He's not complaining, but the usually regimented routine of the professional player has recently been torn asunder for Rob Herring.
The week of Ireland's World Cup quarter-final with New Zealand had just seen Herring drag himself home on a long-haul flight after Ulster's two-game tour back in his native South Africa when the phone rang early the following morning.
It was Joe Schmidt, and with Sean Cronin's World Cup over, he needed Herring to high-tail it to Japan and provide hooker cover just as quickly as he could throw his clothes on and dash to an airport to begin the process of another lengthy flight, except this time through multiple time-zones.
He landed in Japan and went straight to a training session, and then was witness to Ireland's World Cup exit as he looked on from the stands.
At least his tournament kit was secured, if nothing else, as Ireland's failure to make a first ever semi-final meant that Herring's time in the Far East was, well, somewhat shorter than he had hoped.
It was a long way to go just to provide the necessary cover and give Schmidt three fit hookers, but now Herring faced the journey back just days, and several jet-lag induced sleepless nights, after arriving.

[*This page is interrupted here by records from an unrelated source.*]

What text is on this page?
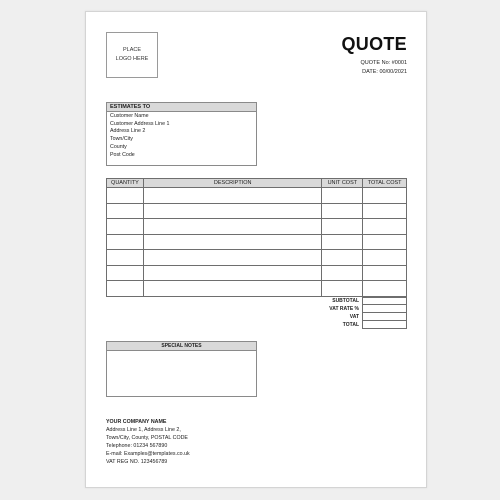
PLACE
LOGO HERE
QUOTE
QUOTE No: #0001
DATE: 00/00/2021
ESTIMATES TO
Customer Name
Customer Address Line 1
Address Line 2
Town/City
County
Post Code
QUANTITY	DESCRIPTION	UNIT COST	TOTAL COST

SUBTOTAL
VAT RATE %
VAT
TOTAL
SPECIAL NOTES
YOUR COMPANY NAME
Address Line 1, Address Line 2,
Town/City, County, POSTAL CODE
Telephone: 01234 567890
E-mail: Examples@templates.co.uk
VAT REG NO. 123456789
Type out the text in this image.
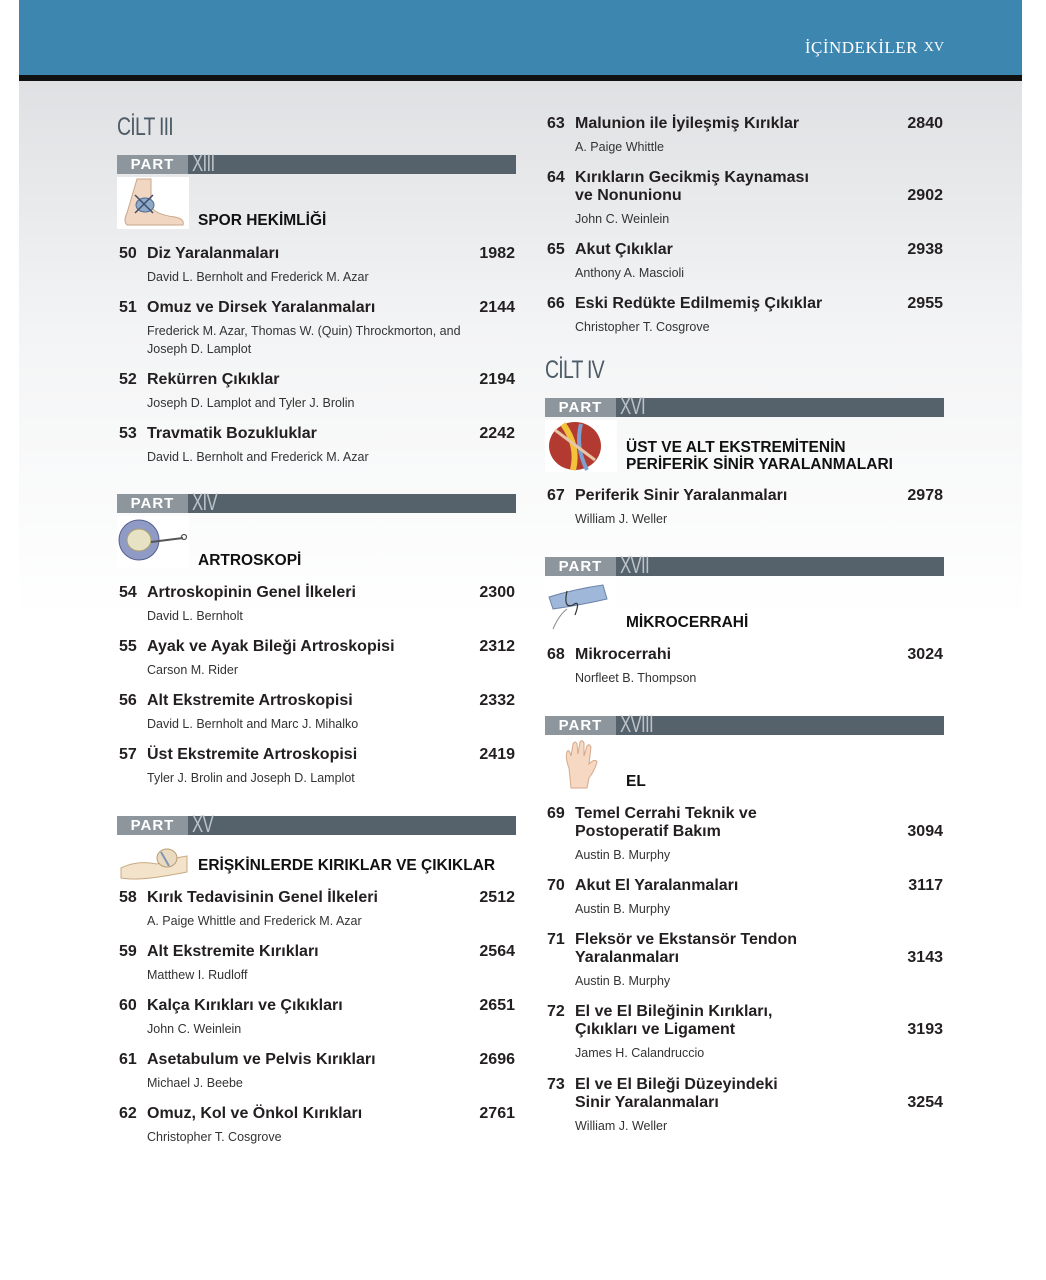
İÇİNDEKİLER XV
CİLT III
PART XIII
SPOR HEKİMLİĞİ
50 Diz Yaralanmaları	1982
David L. Bernholt and Frederick M. Azar
51 Omuz ve Dirsek Yaralanmaları	2144
Frederick M. Azar, Thomas W. (Quin) Throckmorton, and
Joseph D. Lamplot
52 Rekürren Çıkıklar	2194
Joseph D. Lamplot and Tyler J. Brolin
53 Travmatik Bozukluklar	2242
David L. Bernholt and Frederick M. Azar
PART XIV
ARTROSKOPİ
54 Artroskopinin Genel İlkeleri	2300
David L. Bernholt
55 Ayak ve Ayak Bileği Artroskopisi	2312
Carson M. Rider
56 Alt Ekstremite Artroskopisi	2332
David L. Bernholt and Marc J. Mihalko
57 Üst Ekstremite Artroskopisi	2419
Tyler J. Brolin and Joseph D. Lamplot
PART XV
ERİŞKİNLERDE KIRIKLAR VE ÇIKIKLAR
58 Kırık Tedavisinin Genel İlkeleri	2512
A. Paige Whittle and Frederick M. Azar
59 Alt Ekstremite Kırıkları	2564
Matthew I. Rudloff
60 Kalça Kırıkları ve Çıkıkları	2651
John C. Weinlein
61 Asetabulum ve Pelvis Kırıkları	2696
Michael J. Beebe
62 Omuz, Kol ve Önkol Kırıkları	2761
Christopher T. Cosgrove
63 Malunion ile İyileşmiş Kırıklar	2840
A. Paige Whittle
64 Kırıkların Gecikmiş Kaynaması
ve Nonunionu	2902
John C. Weinlein
65 Akut Çıkıklar	2938
Anthony A. Mascioli
66 Eski Redükte Edilmemiş Çıkıklar	2955
Christopher T. Cosgrove
CİLT IV
PART XVI
ÜST VE ALT EKSTREMİTENİN
PERİFERİK SİNİR YARALANMALARI
67 Periferik Sinir Yaralanmaları	2978
William J. Weller
PART XVII
MİKROCERRAHİ
68 Mikrocerrahi	3024
Norfleet B. Thompson
PART XVIII
EL
69 Temel Cerrahi Teknik ve
Postoperatif Bakım	3094
Austin B. Murphy
70 Akut El Yaralanmaları	3117
Austin B. Murphy
71 Fleksör ve Ekstansör Tendon
Yaralanmaları	3143
Austin B. Murphy
72 El ve El Bileğinin Kırıkları,
Çıkıkları ve Ligament	3193
James H. Calandruccio
73 El ve El Bileği Düzeyindeki
Sinir Yaralanmaları	3254
William J. Weller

He landed back in Belfast on the Tuesday night prior to Ulster's home game with Cardiff Blues and wanted to play, only for wiser counsel to stand the bleary-eyed and now much-travelled 29-year-old down from taking part.
Then last weekend he got 70 minutes under his belt in the rain-drenched win over Zebre and now faces the prospect of tackling Munster at Thomond Park just over a year after Ulster suffered a record 64-7 defeat at the Limerick ground.
Yes, the backdrop could have been a lot less frantic for Herring, who probably feels that he has recently been living on long-haul planes.
All in all, his life has been a bit of a blur these last few weeks.
"I got back from South Africa on the Tuesday night and woke up to a call from Joe (Schmidt) at six in the morning with 'can you be at the airport for 7.30am'," he recalls with, thankfully, a smile.
"It was a bit of a whirlwind experience and I landed in Tokyo at 7am and I was training there by 9.30.
"It was disappointing in the way it all went when I was out there but, for me personally, it was a nice experience to be part of a little bit of a World Cup, though it was tough with the different time-zones."
There was no escaping that washed-out feeling with its attendant body-clock confusion.
"When you get to Japan you don't sleep for the first few nights and I was only there for four or five nights," he says. "Then you are back on a plane and then it is 24-hours travel.
"I got back late on the Tuesday night before the Cardiff game, it took me a few days to feel alright."
It could well end up being his only shot at experiencing a World Cup as the Cape Town native will be 33 next time the tournament comes around, and he may have only just failed to make the initial cut this time after a back spasm forced him off early in August's warm-up game with Italy when Herring won his eighth cap.
"It was just unlucky," is his take on missing out in the first place.
"But now with Ulster hopefully I can put in a string of performances and start getting a bit of rhythm and then hopefully put my hand up for the Six Nations."
New coach Andy Farrell will certainly be interested in how he goes tonight up against Niall Scannell.
But on towards more pressing issues and the first interprovincial of the season at Munster.
Thankfully for Herring he was missing from the record tanking Ulster shipped there the last time they visited in September 2018.
That doesn't mean its shadow isn't hanging around.
"It has been mentioned a couple of times," Herring says of that result.
"Ultimately we want to go down there and represent our province with a performance that does us proud, and last year I don't think we got that.
"It is a tough place to go against a good side, and they haven't lost there for a while so we want to go down and hopefully put in a performance.
"We have spoken as a squad quite a bit and we have set our own goals, but for me it's about going down and firing a few shots and not waiting for them to take control of the game, meaning that suddenly you're a few points behind.
"Going down there it will be a big crowd and atmosphere and we have to start well to put a bit of pressure on them."
He does actually know what it feels like to have won while wearing an Ulster shirt at the Limerick ground having been part of the Ulster side which last tasted victory there back in May 2014.
Though over five years ago, Herring had no difficulty recalling coming off the pitch at Thomond Park with that winning feeling.
"Yes, I definitely remember it because you don't get many victories down there," he states.
"And there are a few boys in our squad that have won down there before, you have to work hard for those victories so they mean a lot when you get them."
Craig Gilroy, Stuart McCloskey, Dave Shanahan, Andy Warwick and Kyle McCall are the only current Ulster squad members, along with Herring, who were there that day.
It's a neat piece of history but of little real value to Herring and the team togging out in Limerick later tonight.
They want the here and now, a win to keep them second in Conference B and a result they can take towards Europe when they travel to Bath next weekend.
Herring reckons there is more to come from Ulster and today would be a good time to show it.
"I think this season we have been okay but we haven't hit our full stride yet and haven't had the complete performance yet. This weekend it's going to take that to get the victory down there," he adds.
At least there are no time-zones for this journey.